Album Review: The Stooges – Live At Goose Lake: August 8th 1970

Iggy Pop's legendary proto punks' raw power caught live 50 years ago on Live At Goose Lake

Album Review: The Stooges – Live At Goose Lake: August 8th 1970
Words:
Phil Alexander

The place of The Stooges in the history of punk rock is impossible to over-exaggerate. More than any other band, the Detroit-based four-piece of frontman Iggy Pop, guitar and drum playing brothers Ron and Scott Asheton and bass player Dave Alexander created the blueprint for post-Stones hard rock with the release of their seminal, self-titled debut in August 1969.

The following summer, in July 1970, they upped the ante by releasing their freewheeling second album, Fun House, a tight but experimental set that saw them – their line-up augmented by sax player Steve Mackay – incorporate the influence of free jazz into their hard-driving, ragged sound.

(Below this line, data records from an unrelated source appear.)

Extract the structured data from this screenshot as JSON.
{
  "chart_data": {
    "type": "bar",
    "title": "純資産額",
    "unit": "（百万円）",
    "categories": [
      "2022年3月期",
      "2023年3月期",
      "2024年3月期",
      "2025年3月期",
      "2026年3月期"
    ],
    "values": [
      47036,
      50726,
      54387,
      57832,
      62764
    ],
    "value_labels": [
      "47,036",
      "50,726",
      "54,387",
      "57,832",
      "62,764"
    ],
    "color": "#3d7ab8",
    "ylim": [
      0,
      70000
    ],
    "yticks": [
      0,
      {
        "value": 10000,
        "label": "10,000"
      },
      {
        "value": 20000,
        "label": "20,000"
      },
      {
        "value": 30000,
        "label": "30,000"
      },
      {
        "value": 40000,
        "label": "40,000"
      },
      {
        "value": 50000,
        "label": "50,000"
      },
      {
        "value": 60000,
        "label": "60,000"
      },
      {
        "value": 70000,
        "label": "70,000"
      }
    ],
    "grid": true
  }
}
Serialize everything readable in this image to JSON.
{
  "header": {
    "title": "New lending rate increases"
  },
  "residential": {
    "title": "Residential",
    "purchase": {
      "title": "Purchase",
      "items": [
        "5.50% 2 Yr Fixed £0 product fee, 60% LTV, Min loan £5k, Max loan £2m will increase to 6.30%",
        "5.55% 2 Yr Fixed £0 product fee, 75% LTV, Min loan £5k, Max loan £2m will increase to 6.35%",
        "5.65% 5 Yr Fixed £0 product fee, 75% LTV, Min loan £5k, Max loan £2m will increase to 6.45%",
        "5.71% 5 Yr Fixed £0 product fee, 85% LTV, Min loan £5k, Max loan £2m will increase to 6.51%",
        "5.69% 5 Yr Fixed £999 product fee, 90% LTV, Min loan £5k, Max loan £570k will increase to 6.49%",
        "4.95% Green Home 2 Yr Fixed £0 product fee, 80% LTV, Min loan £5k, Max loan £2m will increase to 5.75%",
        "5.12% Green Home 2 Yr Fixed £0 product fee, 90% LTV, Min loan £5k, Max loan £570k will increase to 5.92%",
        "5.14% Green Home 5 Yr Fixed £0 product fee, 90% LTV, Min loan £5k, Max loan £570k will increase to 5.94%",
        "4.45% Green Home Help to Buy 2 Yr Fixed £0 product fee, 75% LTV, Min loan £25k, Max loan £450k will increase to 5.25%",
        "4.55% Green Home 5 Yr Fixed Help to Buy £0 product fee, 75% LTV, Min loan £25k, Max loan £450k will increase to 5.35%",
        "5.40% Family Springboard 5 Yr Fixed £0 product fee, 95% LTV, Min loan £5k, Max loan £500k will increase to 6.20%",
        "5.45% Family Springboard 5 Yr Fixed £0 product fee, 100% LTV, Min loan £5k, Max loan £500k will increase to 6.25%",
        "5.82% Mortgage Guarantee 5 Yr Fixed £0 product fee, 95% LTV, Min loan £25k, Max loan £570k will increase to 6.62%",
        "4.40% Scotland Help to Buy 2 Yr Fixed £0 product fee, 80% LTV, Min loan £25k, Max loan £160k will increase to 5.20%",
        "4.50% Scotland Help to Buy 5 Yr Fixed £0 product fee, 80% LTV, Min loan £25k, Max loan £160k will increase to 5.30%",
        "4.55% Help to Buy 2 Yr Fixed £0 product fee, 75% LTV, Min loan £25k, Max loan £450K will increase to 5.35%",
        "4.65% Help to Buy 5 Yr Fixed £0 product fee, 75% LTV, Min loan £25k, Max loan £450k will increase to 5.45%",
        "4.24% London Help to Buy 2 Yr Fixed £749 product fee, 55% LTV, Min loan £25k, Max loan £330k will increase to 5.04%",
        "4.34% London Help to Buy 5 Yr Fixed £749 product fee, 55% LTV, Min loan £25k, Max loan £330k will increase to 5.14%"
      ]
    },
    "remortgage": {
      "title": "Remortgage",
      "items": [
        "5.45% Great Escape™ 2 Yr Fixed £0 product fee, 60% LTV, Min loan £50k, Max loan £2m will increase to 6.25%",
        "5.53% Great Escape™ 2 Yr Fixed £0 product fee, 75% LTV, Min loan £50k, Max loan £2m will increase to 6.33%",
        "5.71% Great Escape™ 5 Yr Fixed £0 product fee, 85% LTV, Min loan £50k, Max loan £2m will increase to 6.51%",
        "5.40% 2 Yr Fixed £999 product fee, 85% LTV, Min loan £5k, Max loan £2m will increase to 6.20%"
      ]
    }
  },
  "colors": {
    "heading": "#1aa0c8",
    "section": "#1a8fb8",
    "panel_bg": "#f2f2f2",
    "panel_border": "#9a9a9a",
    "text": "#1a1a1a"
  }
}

Fun House remains an album by which all American rock albums are measured, its ferocity and scope failing to find an audience at the time but its influence evident on everyone from David Bowie through to Henry Rollins, Kurt Cobain and Jack White.

The latter’s label, Third Man, are responsible for releasing this mythical live set – issued bang on the 50th anniversary of the show itself – which was recorded a few weeks after the release of Fun House. It is the stuff of legend, Iggy inciting the 200,000 capacity crowd into riotous a frenzy at his hometown festival of Goose Lake, while the band deliver a ferocious run-through of the whole of their second album. Oh, and it ends with the plug being pulled on them due to their set overrunning…

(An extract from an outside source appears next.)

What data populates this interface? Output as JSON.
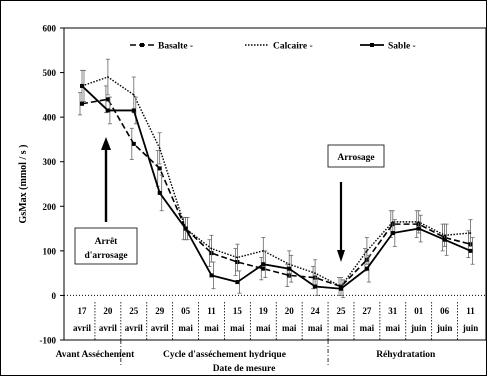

Rather than being based purely on the performance, the set’s legendary status lies in the inter-band dynamic, with Dave Alexander cast as the eternal outsider. The bassist was summarily fired immediately after this show for being loaded on stage, with Iggy claiming that he had failed to play a single note throughout the set.

This recording proves that to be untrue, Dave being audible on a number of tunes. That said, his playing is sloppy and, in places, his altered state means that he’s either in the wrong key or stops completely. His lack of focus is in stark contrast to the performance of the Asheton brothers who are in devastating form.

If Ron Asheton misses Iggy’s opening cue to “Take it!” as he launches into a glorious version of set opener Loose, his guitar roars throughout the six tracks that follow. His brother Scott, meanwhile, delivers an equally relentless performance from behind his kit. Iggy, meanwhile, sounds like a man possessed – a point he would later confess was down to the sheer frustration he felt at Alexander’s performance rather than purely to the amount of illicit substances he’d ingested prior to the show.

Despite the inconsistencies in the bass playing department, Live At Goose Lake, captures The Stooges in their prime. Recorded by audio engineer Jim Cassily, this quarter-inch soundboard tape was found languishing in his basement following his death and has been faithfully restored by GRAMMY-winning producer Vance Powell (known for his work with everyone from The White Stripes to Clutch via Sturgill Simpson). For Stooges devotees Jack White and Third Man co-founder Ben Swank, the album’s release has been something of a personal crusade, the pair negotiating their way around Iggy’s longstanding grudge against Alexander’s performance and the singer’s uncertainty over the set’s validity.

The press release accompanying this long lost recording describes Live At Goose Lake as being “the Rosetta Stone for fans of this seminal band.” For those of us that have spent years hovering up endless bootlegs featuring the first Stooges line-up in a bid to hear just how wild they really were, that much is true. But this is more than a revelatory, historical document. While it signals the beginning of the end of the original band, it also confirms that when rock’n’roll is at its best, it pushes forward into new territory and has the power to change how we think and how we feel. Live At Goose Lake is effectively a testament to sonic liberation. As Iggy himself proclaims on Down On The Street, for The Stooges there were “No Walls!”

Verdict: 4/5

For Fans Of: Sex Pistols, Queens Of The Stone Age, Amyl And The Sniffers

Live At Goose Lake: August 8th 1970 is out now via Third Man Records.